The well-kept garden apartment in East Orange, N.J., is home to a woman who shook hands with the Queen of England at Centre Court in Wimbledon, a woman who was a queen herself, the reigning tennis champion twice in a row at Wimbledon and at the U.S. Open. But Althea Gibson has vanished from sight.
On the streets of East Orange, no one knows where Gibson lives. “Althea who?” is a common response. “You mean the great track star?” says one man. In city hall, behind the counter at the Department of Property and Taxation, the clerk recognizes her name (“Oh, we know exactly who she is”) but says, “Are you sure she hasn’t passed? I could have sworn I heard she passed.”
It is more like passed over. Last week, at the ceremonies starting the U.S. Open and inaugurating the Arthur Ashe Stadium in New York, Gibson’s name echoed in the list of past tournament winners. But few commentators noted that she was missing among the living champions gathered for the extravaganza. Andre Agassi’s supposed snub of the opening ceremony was much easier to headline. But Gibson’s absence was heart-wrenching. The new stadium was named for a man who broke race barriers in the ’60s and ’70s. Althea Gibson broke race barriers in the ’50s: she was the first black person to win the French Open, the U.S. Open and Wimbledon. And on the day the new stadium opened, she turned 70.
That is just one of the many ironies of her life. Here’s one more: while Ashe’s heroism extended to the way he died, a dauntless crusader in the war against aids, Gibson is suffering in silence from a series of strokes and ailments brought on by a disease she is simply said to have described as “terminal.” When pressed, her friends will admit she can no longer pay her medical bills on her own.
The few East Orangers who know her have walled her away from the press with a touching ferocity. “Why has she been forgotten for so long?” says Helmut Schroeder, the former manager of an apartment building where she once lived. He speaks in a thick German accent and refuses to take anyone to see her. “She is very frail,” he says. “She is not the kind of person who complains. But I worry for her.” She has given his sons an old tennis racket and an old golf club (yes, Tiger Woods, she was a pioneering black pro golfer too).
Cynthia Cooper has written a play that includes Gibson and has attempted to correspond with her. But, says Cooper, “Billie Jean King told me [Gibson] was very private and really didn’t like to be bothered.” King herself remembers a different Gibson, before she turned recluse. “She would always come into the locker room to say hi and just make an effort to be really friendly to all of us.” But then the silence settled in, and it has taken King years to arrange to see her; finally this week she has an appointment to visit, together with Zina Garrison, whose own tennis career was made possible by Gibson. Says King: “If it hadn’t been for her, it wouldn’t have been so easy for Arthur or the ones who followed.”

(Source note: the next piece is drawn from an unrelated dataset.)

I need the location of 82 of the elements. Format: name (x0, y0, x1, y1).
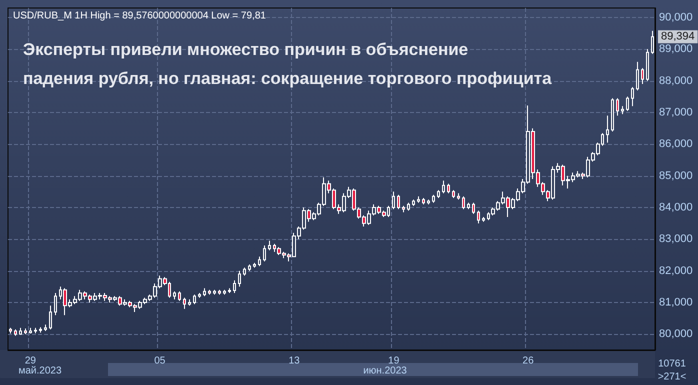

Gibson grew up in Harlem, sharp enough to shoot pool with the local sharks and tall enough to play basketball with the boys. She was impossible to beat at paddle ball, a skill that evolved into her powerful game of tennis. She admitted no equals in the segregated leagues. And soon her talents were grudgingly admitted by the whites-only tournaments. But even while winning, she was denied rooms at hotels. One refused to book reservations for a luncheon in her honor. She claimed not to care, telling TIME in 1957, “I tried to feel responsibilities to Negroes, but that was a burden on my shoulders … Now I’m playing tennis to please me, not them.”
But she probably sensed she was born both too early and too late. She was already 30 at the time of her great victories. Prize money was unheard of in those amateur days. And the civil rights movement had not gained enough momentum to turn her into an instrument of integration. Still, says King, “She won. She won.”
Gibson may not have thought herself a winner. Her life meandered after she gave up amateur tennis in 1958. Her marriage failed. Her illness has all but robbed her of speech. All the blinds are lowered at her home. But through a gap, the doorbell brings a momentary glimpse of a tall figure in khakis, refusing reply and vanishing into darkness. A certain unintended wistfulness haunts the title of her autobiography, I Always Wanted to Be Somebody. She was. But in East Orange, there is a woman who lives in an apartment whom nobody sees. She used to be somebody.